Without actually removing \(\theta_3x^3 + \theta_4x^4\) or changing the form of \(H\), we can modify our cost function:

\[\text{min}_\theta \frac{1}{2m} \sum^{m}_{i=1}(h_\theta(x^i) - y^i)^2 + 1000 \theta_3^2 + 1000 \theta_4^2\]

We could also regularize all of our theta parameters in a single summation

\[\text{min}_\theta \frac{1}{2m} \sum^{m}_{i=1}(h_\theta(x^i) - y^i)^2 + \lambda \sum^{n}_{j=1}\theta_j^2\]

The square in the second sum comes from the first sum.

Regularization - Gradient Descent

Repeat until convergence {

\[\begin{split}\begin{align} \theta_0 &:= \theta_0 - \alpha \frac{1}{m} \sum^{m}_{i=1}(h_\theta(x^i) - y^i) x_0^i &&\text{(Don't penalize the intercept $\theta_0$)} \nonumber \\ \theta_j &:= \theta_j - \alpha \Bigg[ \bigg( \frac{1}{m} \sum^{m}_{i=1}\Big(h_\theta(x^i) - y^i\Big) x_j^i \bigg) + \frac{\lambda}{m}\theta_j \Bigg] && j \in {1,2,...,n} \end{align}\end{split}\]

}

\(\frac{\lambda}{m}\) is a regularization performer.

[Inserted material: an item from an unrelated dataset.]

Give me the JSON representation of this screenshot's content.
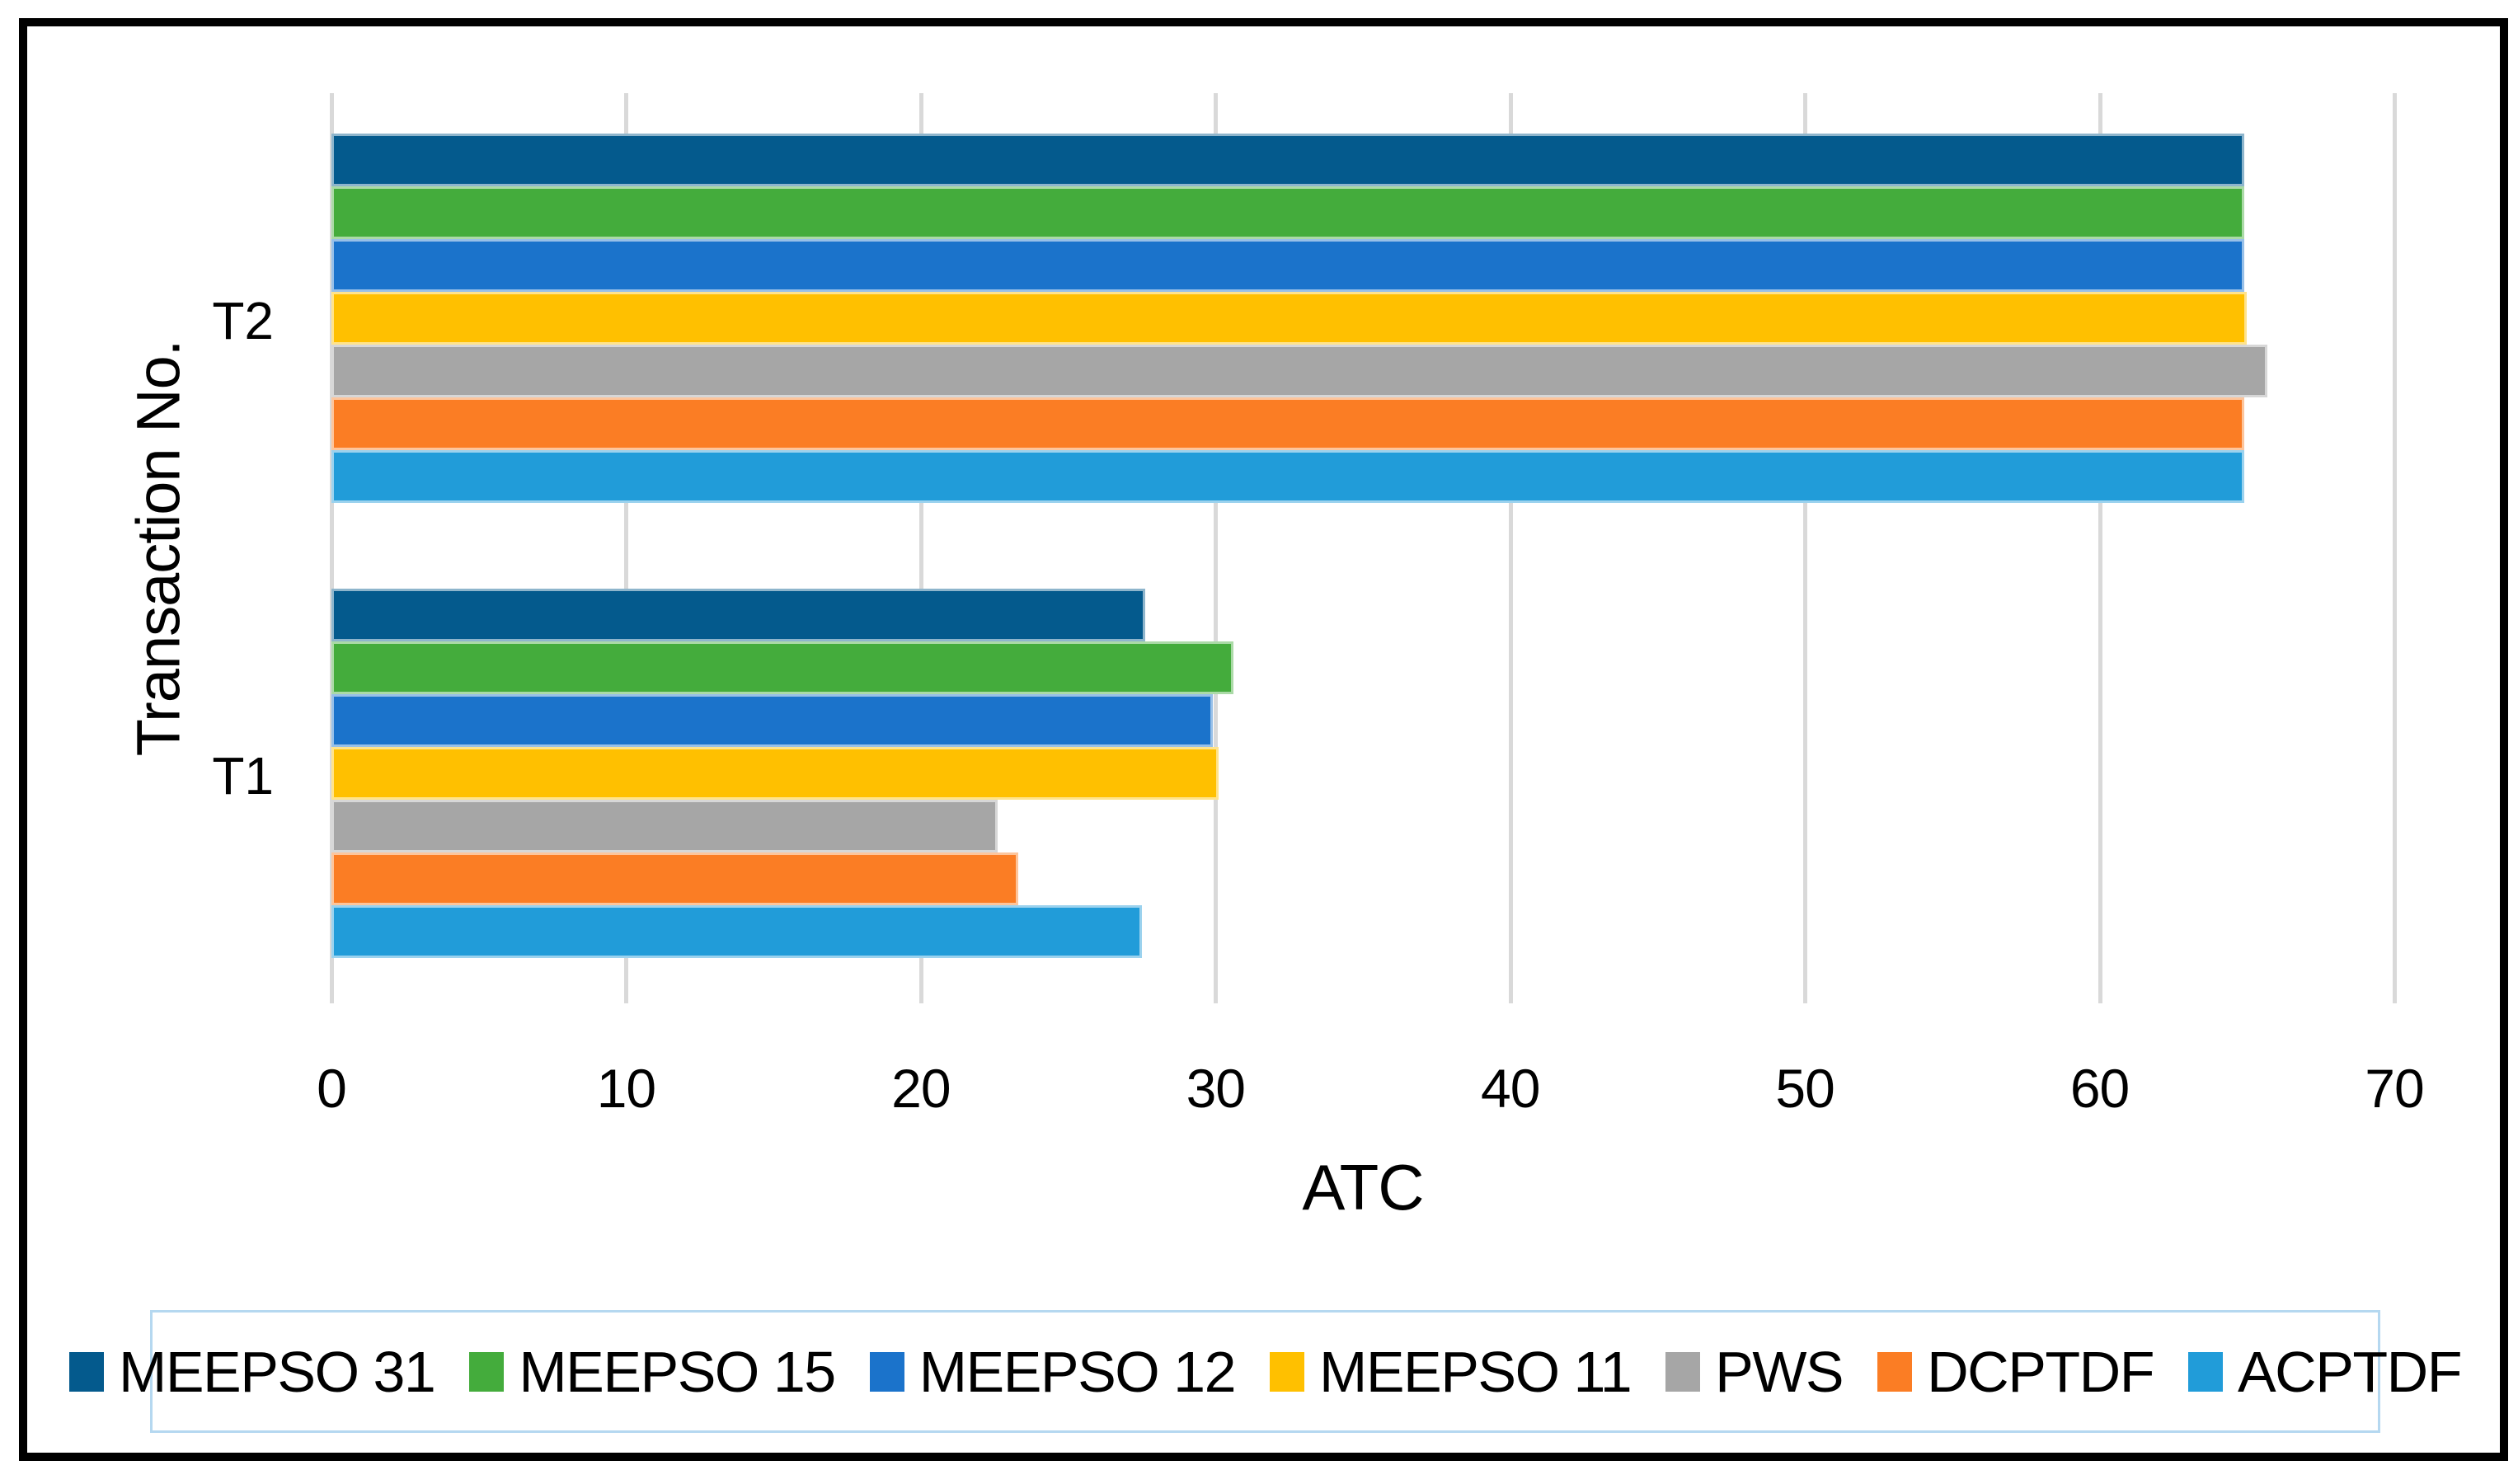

The above can be represented as:

\[\theta_j := \theta_j(1 - \alpha\frac{\lambda}{m}) - \alpha\frac{1}{m} \sum^{m}_{i=1}(h_\theta(x^i) - y^i) x_j^i\]

\(1 - \alpha\frac{\lambda}{m}\) is always less than 1. Thus, regularized.

Regularization - Normal Equation

\[\begin{split}\begin{align} X &= \begin{bmatrix} (x^1)^T \\ \vdots\\ (x^m)^T \end{bmatrix}, & \text{size is $(m)\times(n+1)$} \end{align}\end{split}\]
\[\begin{split}\begin{align} \vec{y} &= \begin{bmatrix} y^1 \\ \vdots\\ y^m \end{bmatrix}, & \text{size is $(m)\times(1)$} \end{align}\end{split}\]
\[\theta = (X^TX + \lambda L)^{-1}X^T y\]

where L is a pseudo-diagonal matrix of

\[\begin{split}\begin{align} L &= \begin{bmatrix} 0 & 0 & 0 & \dots & 0 \\ 0 & 1 & 0 & \dots & 0 \\ 0 & 0 & 1 & \dots & 0 \\ \hdotsfor{5}\\ 0 & 0 & 0 & \dots & 1 \end{bmatrix}, & \text{size is $(n+1)\times(n+1)$} \end{align}\end{split}\]

If \(m \leq n\), then \(X^TX\) is non-invertable and so is \((X^TX + \lambda L)\).